EU-China-Gipfel
Der Schein trügt

Der Ton zwischen Europa und China verschärft sich: Während sich die Europäer über den Wechselkurs, das Handelsdefizit und Produktmängel beschweren, fürchtet Peking den Protektionismus. Schnelle Lösungen sind bei dem heutigen Gipfeltreffen nicht in Sicht.

BRÜSSEL. Dieser Tage erlebt Peking eine Premiere, die bezeichnend ist für Europas wachsendes Unbehagen mit Chinas kompromisslosem Aufstieg zur wirtschaftlichen Supermacht.

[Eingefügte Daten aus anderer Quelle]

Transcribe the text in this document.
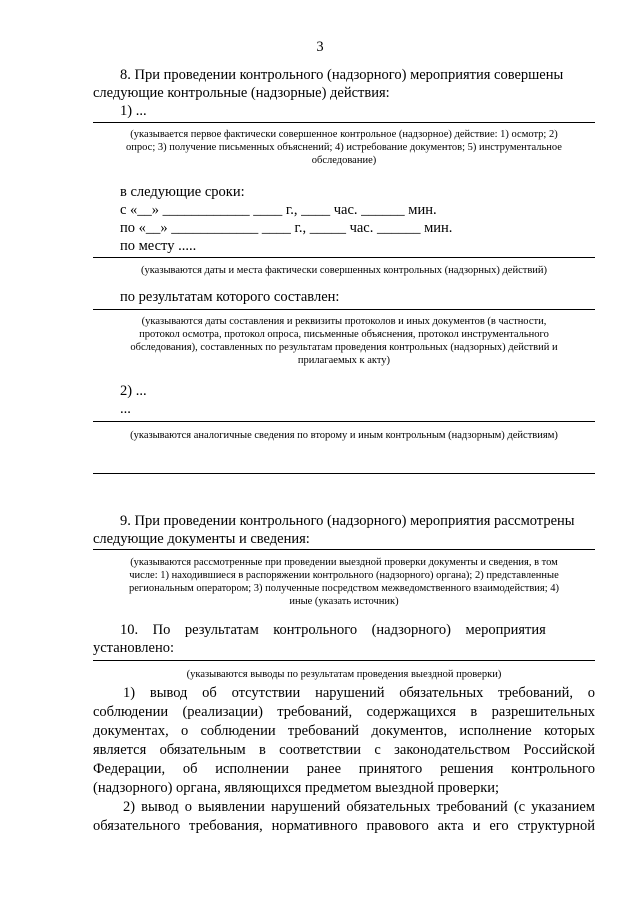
3
8. При проведении контрольного (надзорного) мероприятия совершены
следующие контрольные (надзорные) действия:
1) ...
(указывается первое фактически совершенное контрольное (надзорное) действие: 1) осмотр; 2)
опрос; 3) получение письменных объяснений; 4) истребование документов; 5) инструментальное
обследование)
в следующие сроки:
с «__» ____________ ____ г., ____ час. ______ мин.
по «__» ____________ ____ г., _____ час. ______ мин.
по месту .....
(указываются даты и места фактически совершенных контрольных (надзорных) действий)
по результатам которого составлен:
(указываются даты составления и реквизиты протоколов и иных документов (в частности,
протокол осмотра, протокол опроса, письменные объяснения, протокол инструментального
обследования), составленных по результатам проведения контрольных (надзорных) действий и
прилагаемых к акту)
2) ...
...
(указываются аналогичные сведения по второму и иным контрольным (надзорным) действиям)
9. При проведении контрольного (надзорного) мероприятия рассмотрены
следующие документы и сведения:
(указываются рассмотренные при проведении выездной проверки документы и сведения, в том
числе: 1) находившиеся в распоряжении контрольного (надзорного) органа); 2) представленные
региональным оператором; 3) полученные посредством межведомственного взаимодействия; 4)
иные (указать источник)
10.    По    результатам    контрольного    (надзорного)    мероприятия
установлено:
(указываются выводы по результатам проведения выездной проверки)
1) вывод об отсутствии нарушений обязательных требований, о
соблюдении (реализации) требований, содержащихся в разрешительных
документах, о соблюдении требований документов, исполнение которых
является обязательным в соответствии с законодательством Российской
Федерации, об исполнении ранее принятого решения контрольного
(надзорного) органа, являющихся предметом выездной проверки;
2) вывод о выявлении нарушений обязательных требований (с указанием
обязательного требования, нормативного правового акта и его структурной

Zum ersten Mal seit Einführung des Euros sind die drei obersten Währungspolitiker der EU gemeinsam zu Gesprächen über den chronisch unterbewerteten Wechselkurs des Yuans nach China gereist.

Von einem Krisentreffen wollen Eurogruppen-Chef Jean-Claude Juncker, EZB-Präsident Jean-Claude Trichet und Währungskommissar Joaquín Almunia zwar nicht reden. Doch die Zahlen sprechen eine andere Sprache. Die EU erwartet einen Anstieg des Handelsbilanzdefizits mit China auf 170 Mrd. Euro in diesem Jahr, die Devisenreserven Chinas betragen inzwischen 1,4 Billionen US-Dollar. EU-Kommissionspräsident José Manuel Barroso warnte am gestrigen Dienstag, der wirtschaftliche Aufschwung Chinas werde von den Europäern als Bedrohung angesehen. Peking müsse das Problem anpacken, wolle es protektionistische Schritte der EU abwenden.

Noch nie seit der Aufnahme diplomatischer Beziehungen vor nunmehr 32 Jahren waren die wirtschaftspolitischen Konflikte zwischen Brüssel und Peking so groß wie aktuell. Der zehnte EU-China-Gipfel, Anlass auch für die Peking-Reise der Euro-Troika, wird davon maßgeblich geprägt sein. Vorbei sind die Zeiten, in denen die EU die Menschenrechte in China in den Mittelpunkt rückte und das Land ansonsten als willkommene billige Werkbank ansah. Diesmal haben die Europäer andere Sorgen: Neben dem unterbewerteten Yuan vor allem die weiterhin hohen Hürden für Exporte nach China, den kaum existenten Schutz geistigen Eigentums und den Klimawandel.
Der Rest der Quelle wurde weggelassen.